Available certifications
As Security Engineers work in a variety of industries, there are many institutions that offer certifications, including:
- Security+. This entry-level certification provided by CompTIA demonstrates the holder’s ability to perform basic skills such as monitoring and securing typical business environments and have a general understanding of the laws and regulations in order to maintain risk compliance. You’ll be taught to recognize incidents that require attention and how to respond to security threats. This certification is an excellent first step into the cybersecurity world.
- CISSP. The Certified Information Systems Security Professional is highly prized among IT professionals. By obtaining this certification, you’ll prove you’re highly capable of advanced-level planning, implementation, and monitoring of network security.
- CISM. The Certified Information Security Manager demonstrates you’re more than capable of handling the senior management side of an information security operation. If you’re looking to learn how to develop programs and master the art of risk management, especially if you’re looking to move to a management position, look no farther than the CISM.
- CISA. By obtaining the Certified Information Systems Auditor credentials, you’ll demonstrate your ability to assess and prevent security vulnerabilities. You’ll understand how to design and implement security controls and systems while reporting and documenting compliance and risk assessments. This is a fantastic addition to your resume to bolster confidence in any hiring team looking.
Career path
The journey to becoming a Security Engineer begins by earning a bachelor’s degree in computer science, engineering, cyber security, or some related field.
After obtaining a degree, it’s a great idea to become fluent in some programming languages and familiarize yourself with the common toolsets and systems used for forensic cybersecurity.
Getting a junior position as an analyst or engineer will get you an excellent position to gather experience while learning more about the ins and outs of the field.
US, Bureau of Labor Statistics’ job outlook
SOC Code: 15-1212
| 2020 Employment | 141,200 |
| Projected Employment in 2030 | 188,300 |
| Projected 2020-2030 Percentage Shift | 33% increase |
| Projected 2020-2030 Numeric Shift | 47,100 increase |
Position trends
In the digital age, it makes more and more sense for criminals to hit companies where it’s most critical, in their digital infrastructure. Stealing information, or gaining access to critical systems is far more lucrative and damaging than people realize, and it’s far safer and more reliable than mounting any sort of attempts in the real world.
For every would-be criminal that tries to hack, phish, scam, or otherwise infiltrate vital business systems, companies are more than willing to hire teams of well-rounded experts to keep their data and operations safe.

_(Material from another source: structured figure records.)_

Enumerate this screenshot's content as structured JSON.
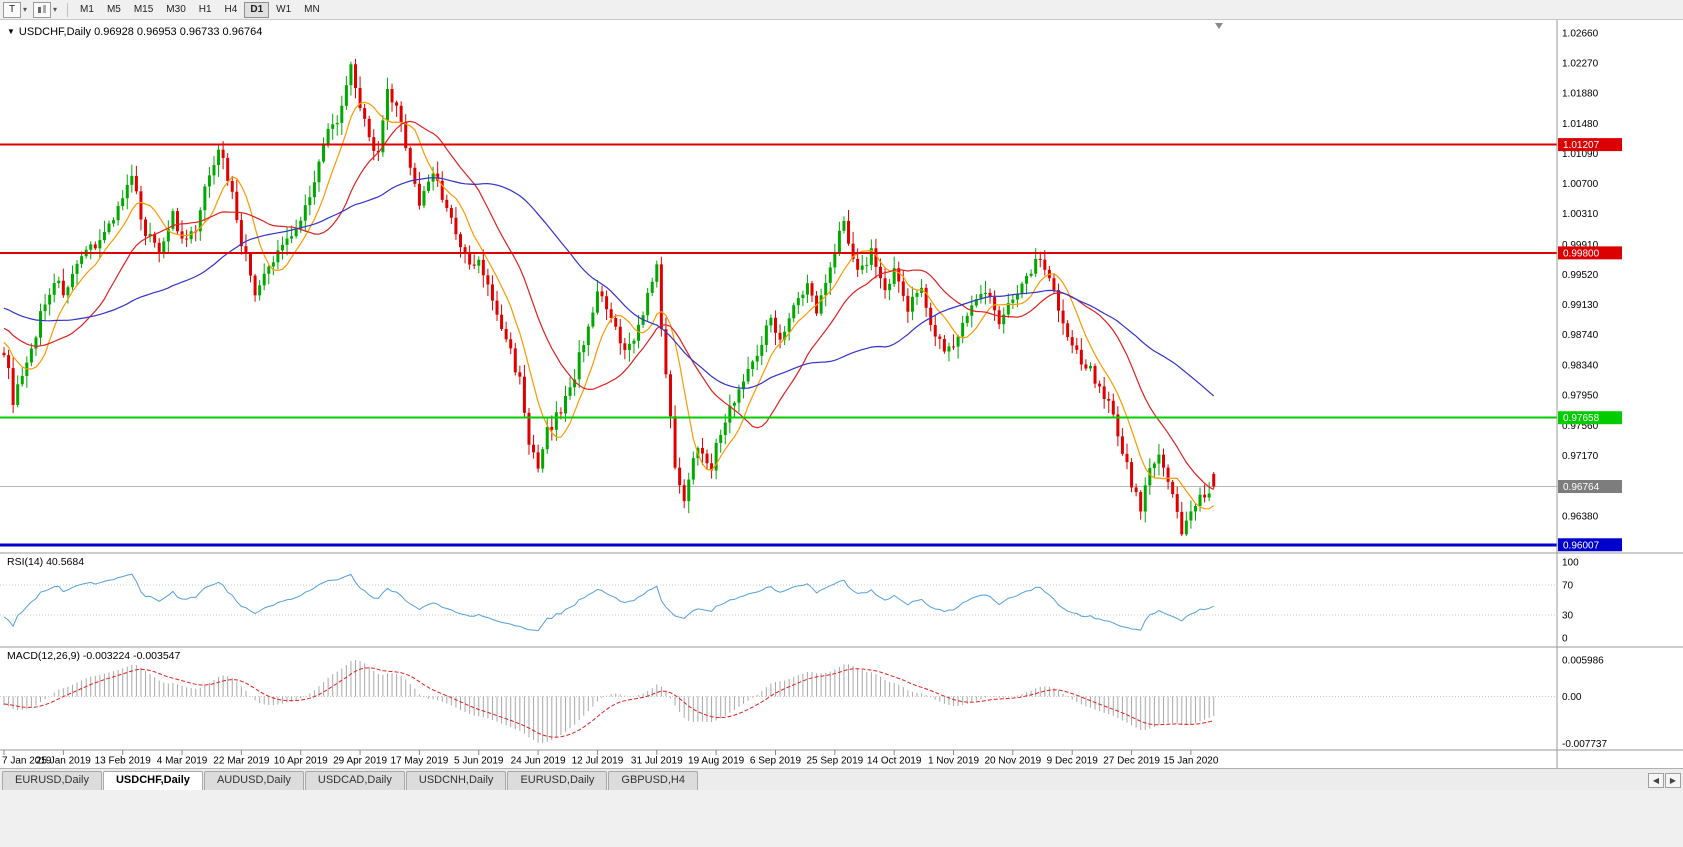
{
  "toolbar": {
    "tool_button_label": "T",
    "timeframes": [
      "M1",
      "M5",
      "M15",
      "M30",
      "H1",
      "H4",
      "D1",
      "W1",
      "MN"
    ],
    "active_timeframe": "D1"
  },
  "chart": {
    "title_line": "USDCHF,Daily 0.96928 0.96953 0.96733 0.96764"
  },
  "chart_data": {
    "type": "candlestick",
    "symbol": "USDCHF",
    "period": "Daily",
    "last_ohlc": {
      "open": "0.96928",
      "high": "0.96953",
      "low": "0.96733",
      "close": "0.96764"
    },
    "price_min": 0.959,
    "price_max": 1.028,
    "num_candles": 266,
    "candle_up": "#00a800",
    "candle_down": "#e00000",
    "close_keypoints": [
      [
        -60,
        0.996
      ],
      [
        -25,
        0.9915
      ],
      [
        -8,
        0.988
      ],
      [
        0,
        0.9855
      ],
      [
        2,
        0.979
      ],
      [
        5,
        0.983
      ],
      [
        8,
        0.99
      ],
      [
        11,
        0.9945
      ],
      [
        13,
        0.993
      ],
      [
        16,
        0.9958
      ],
      [
        19,
        0.9988
      ],
      [
        22,
        1.0005
      ],
      [
        26,
        1.0052
      ],
      [
        28,
        1.0075
      ],
      [
        31,
        1.0008
      ],
      [
        34,
        0.9985
      ],
      [
        37,
        1.003
      ],
      [
        39,
        0.9992
      ],
      [
        42,
        1.0008
      ],
      [
        45,
        1.0085
      ],
      [
        47,
        1.0118
      ],
      [
        50,
        1.0058
      ],
      [
        52,
        0.9995
      ],
      [
        55,
        0.9928
      ],
      [
        58,
        0.9958
      ],
      [
        61,
        0.9992
      ],
      [
        65,
        1.0022
      ],
      [
        68,
        1.0078
      ],
      [
        71,
        1.0135
      ],
      [
        74,
        1.0165
      ],
      [
        76,
        1.0218
      ],
      [
        79,
        1.0148
      ],
      [
        82,
        1.0105
      ],
      [
        84,
        1.0188
      ],
      [
        86,
        1.0165
      ],
      [
        88,
        1.0122
      ],
      [
        91,
        1.0042
      ],
      [
        94,
        1.0088
      ],
      [
        97,
        1.0038
      ],
      [
        100,
        0.9985
      ],
      [
        103,
        0.9958
      ],
      [
        104,
        0.9972
      ],
      [
        107,
        0.9915
      ],
      [
        110,
        0.9868
      ],
      [
        113,
        0.9815
      ],
      [
        115,
        0.9735
      ],
      [
        117,
        0.9695
      ],
      [
        119,
        0.9748
      ],
      [
        122,
        0.9775
      ],
      [
        125,
        0.9822
      ],
      [
        128,
        0.9888
      ],
      [
        130,
        0.9928
      ],
      [
        133,
        0.9892
      ],
      [
        136,
        0.9848
      ],
      [
        139,
        0.9885
      ],
      [
        141,
        0.9922
      ],
      [
        143,
        0.9958
      ],
      [
        145,
        0.9818
      ],
      [
        147,
        0.9705
      ],
      [
        149,
        0.9662
      ],
      [
        152,
        0.9732
      ],
      [
        155,
        0.9705
      ],
      [
        157,
        0.9748
      ],
      [
        160,
        0.9792
      ],
      [
        163,
        0.9825
      ],
      [
        166,
        0.9868
      ],
      [
        168,
        0.9892
      ],
      [
        170,
        0.9872
      ],
      [
        173,
        0.9908
      ],
      [
        176,
        0.9938
      ],
      [
        178,
        0.9902
      ],
      [
        180,
        0.9948
      ],
      [
        182,
        0.9988
      ],
      [
        184,
        1.0022
      ],
      [
        187,
        0.9952
      ],
      [
        190,
        0.9982
      ],
      [
        193,
        0.9932
      ],
      [
        195,
        0.9958
      ],
      [
        198,
        0.9905
      ],
      [
        201,
        0.9938
      ],
      [
        204,
        0.9872
      ],
      [
        207,
        0.9852
      ],
      [
        209,
        0.9872
      ],
      [
        212,
        0.9905
      ],
      [
        215,
        0.9932
      ],
      [
        218,
        0.9895
      ],
      [
        221,
        0.9918
      ],
      [
        224,
        0.9952
      ],
      [
        227,
        0.9978
      ],
      [
        230,
        0.9932
      ],
      [
        233,
        0.9872
      ],
      [
        235,
        0.9848
      ],
      [
        238,
        0.9828
      ],
      [
        241,
        0.9798
      ],
      [
        243,
        0.9768
      ],
      [
        245,
        0.9722
      ],
      [
        247,
        0.9682
      ],
      [
        249,
        0.9648
      ],
      [
        251,
        0.9698
      ],
      [
        253,
        0.9722
      ],
      [
        255,
        0.9682
      ],
      [
        257,
        0.9642
      ],
      [
        258,
        0.9615
      ],
      [
        260,
        0.9642
      ],
      [
        262,
        0.9658
      ],
      [
        265,
        0.9676
      ]
    ],
    "moving_averages": [
      {
        "period": 8,
        "color": "#ff9900"
      },
      {
        "period": 21,
        "color": "#e02020"
      },
      {
        "period": 50,
        "color": "#3333cc"
      }
    ],
    "price_axis": [
      "1.02660",
      "1.02270",
      "1.01880",
      "1.01480",
      "1.01090",
      "1.00700",
      "1.00310",
      "0.99910",
      "0.99520",
      "0.99130",
      "0.98740",
      "0.98340",
      "0.97950",
      "0.97560",
      "0.97170",
      "0.96380"
    ],
    "hlines": [
      {
        "price": 1.01207,
        "label": "1.01207",
        "color": "#dd0000",
        "width": 2
      },
      {
        "price": 0.998,
        "label": "0.99800",
        "color": "#dd0000",
        "width": 2
      },
      {
        "price": 0.97658,
        "label": "0.97658",
        "color": "#00cc00",
        "width": 2
      },
      {
        "price": 0.96007,
        "label": "0.96007",
        "color": "#0000cc",
        "width": 3
      }
    ],
    "current_price": {
      "value": 0.96764,
      "label": "0.96764",
      "line_color": "#b8b8b8",
      "box_color": "#7d7d7d"
    },
    "rsi": {
      "label": "RSI(14) 40.5684",
      "period": 14,
      "color": "#55a0dc",
      "levels": [
        "100",
        "70",
        "30",
        "0"
      ],
      "level_lines": [
        70,
        30
      ]
    },
    "macd": {
      "label": "MACD(12,26,9) -0.003224 -0.003547",
      "fast": 12,
      "slow": 26,
      "signal": 9,
      "hist_color": "#a8a8a8",
      "signal_color": "#e02020",
      "levels": [
        "0.005986",
        "0.00",
        "-0.007737"
      ],
      "max": 0.007,
      "min": -0.0085,
      "pos_peak": 0.006,
      "neg_peak": -0.0077
    },
    "date_axis": [
      "7 Jan 2019",
      "25 Jan 2019",
      "13 Feb 2019",
      "4 Mar 2019",
      "22 Mar 2019",
      "10 Apr 2019",
      "29 Apr 2019",
      "17 May 2019",
      "5 Jun 2019",
      "24 Jun 2019",
      "12 Jul 2019",
      "31 Jul 2019",
      "19 Aug 2019",
      "6 Sep 2019",
      "25 Sep 2019",
      "14 Oct 2019",
      "1 Nov 2019",
      "20 Nov 2019",
      "9 Dec 2019",
      "27 Dec 2019",
      "15 Jan 2020"
    ]
  },
  "tabs": {
    "items": [
      {
        "label": "EURUSD,Daily",
        "active": false
      },
      {
        "label": "USDCHF,Daily",
        "active": true
      },
      {
        "label": "AUDUSD,Daily",
        "active": false
      },
      {
        "label": "USDCAD,Daily",
        "active": false
      },
      {
        "label": "USDCNH,Daily",
        "active": false
      },
      {
        "label": "EURUSD,Daily",
        "active": false
      },
      {
        "label": "GBPUSD,H4",
        "active": false
      }
    ],
    "scroll_left": "◀",
    "scroll_right": "▶"
  }
}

For this reason, you’ll continue to see a massive increase in the need for these types of positions well into the future.
Sample interview questions
- What are the most common vulnerabilities you see in network security?
- What is port scanning?
- Can you explain the CIA triad?
- What’s the difference between IDS and IPS?
- What’s the purpose of a firewall?
- Would you consider yourself an excellent communicator?
- What programming languages do you know?
- What does WAF stand for and what does it mean?
- What does XSS stand for and what does it mean?
- Can you name the 7 layers of the OSI model?
- How would you identify and prevent a brute force attack?